Friday, July 23, 2010

The late, great, Harvey Pekar

As you are aware Harvey Pekar died. I did a blog-post on Harvey and his work with Ed Piskor, (click here to read it) and Ed kept Harvey up-to-date with matters of the interweb, so I like to think he was aware that people like me, over here in boring old mainstream comicsville UK, did appreciate him. I'm sad he has gone. Harvey Pekar was a one-off. Harvey used his own income as a filing clerk to pay artists, including his friend Robert Crumb, to draw his autobiographical stories, which he then had printed, and then distributed himself. He had a unique vision and he kept right on producing work in a medium he felt was far greater than most people could imagine. Harvey believed that every ordinary guy, like him, was a superhero and that comics could be profound. When he was asked why his stories focused on ordinary subjects like driving downtown to buy a bagel he would reply "ordinary life is pretty complicated stuff".

I didn't actually discover Harvey Pekar through his comics. Oh, I was aware of them, and even had one or two in my collection, but I only really learned properly about his work by watching a film called Comic Book Confidential, a fantastic documentary featuring the work of Charles Burns, Harvey and Crumb, and Lynda Barry, and others. The comics featured just blew me away; I had never seen anything like them. The show featured Harvey's story about being addicted to blues and stealing sides (records) from a radio station. The drawings from the comic, by Crumb, were inter-cut with Harvey reading the story in his famous raspy-voice. I'm not exaggerating when I say it changed all my ideas about what comics could be. It's on iTunes, here.

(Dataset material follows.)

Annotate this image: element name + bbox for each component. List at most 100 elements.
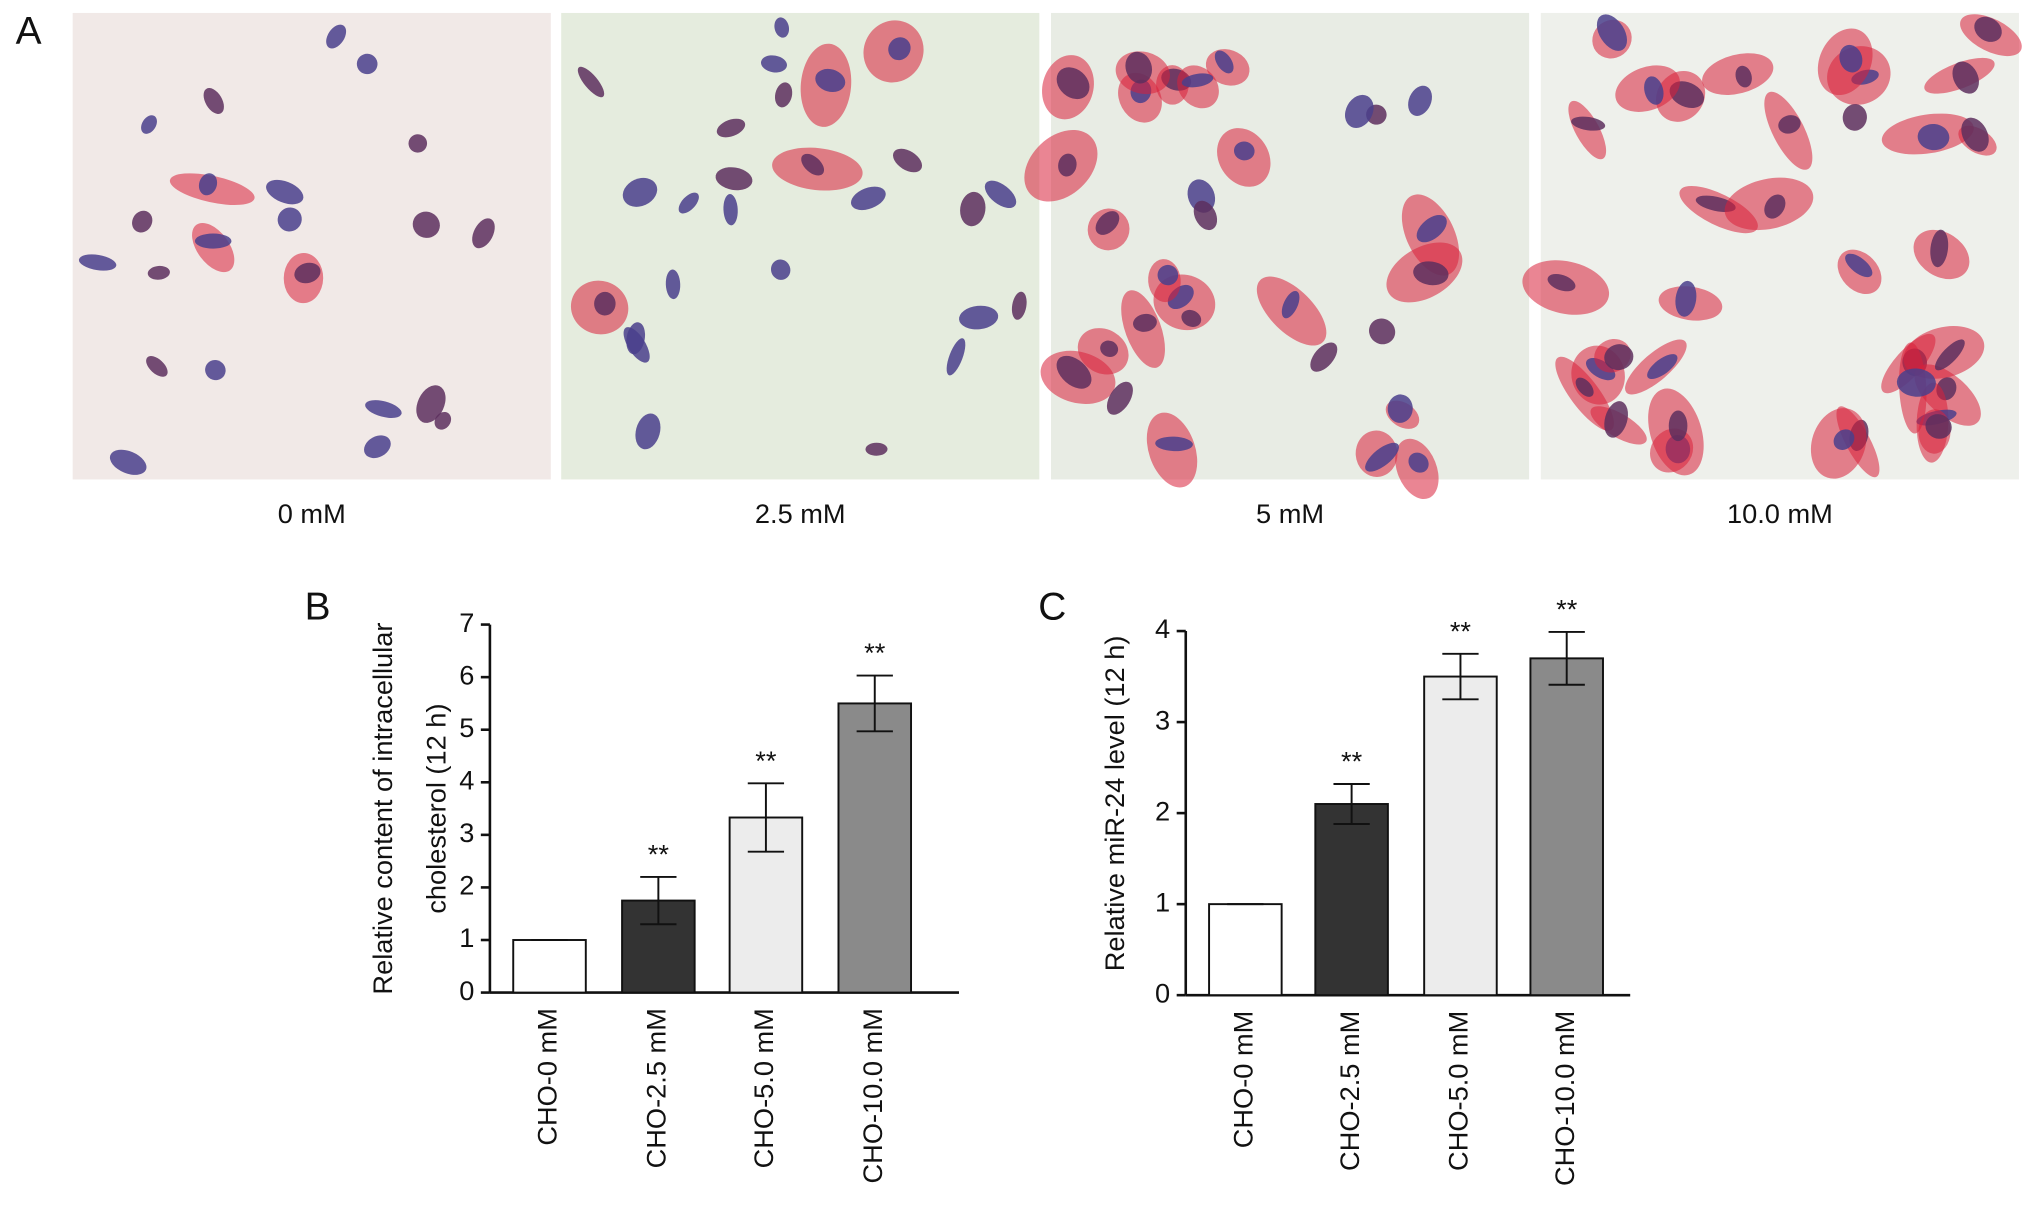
micrographs [72,12,2022,500]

When I did finally get my hands on a bunch of Harvey's work, including American Splendor, the scales fell from my eyes; I knew, absolutely knew, that the impression the Comic Book Confidential documentary had made on me was not fleeting, I wanted to create work like this, and what's more, I knew my attempt to do so would fall short, and I knew that falling short of this measure was okay, because this was something special. There are a lot of salutes to Harvey on the web this month, and they are all heartfelt; he meant a lot to everyone involved in cartooning. The comic book world now has an enormous Harvey Pekar-sized hole in it; that hole will never be filled.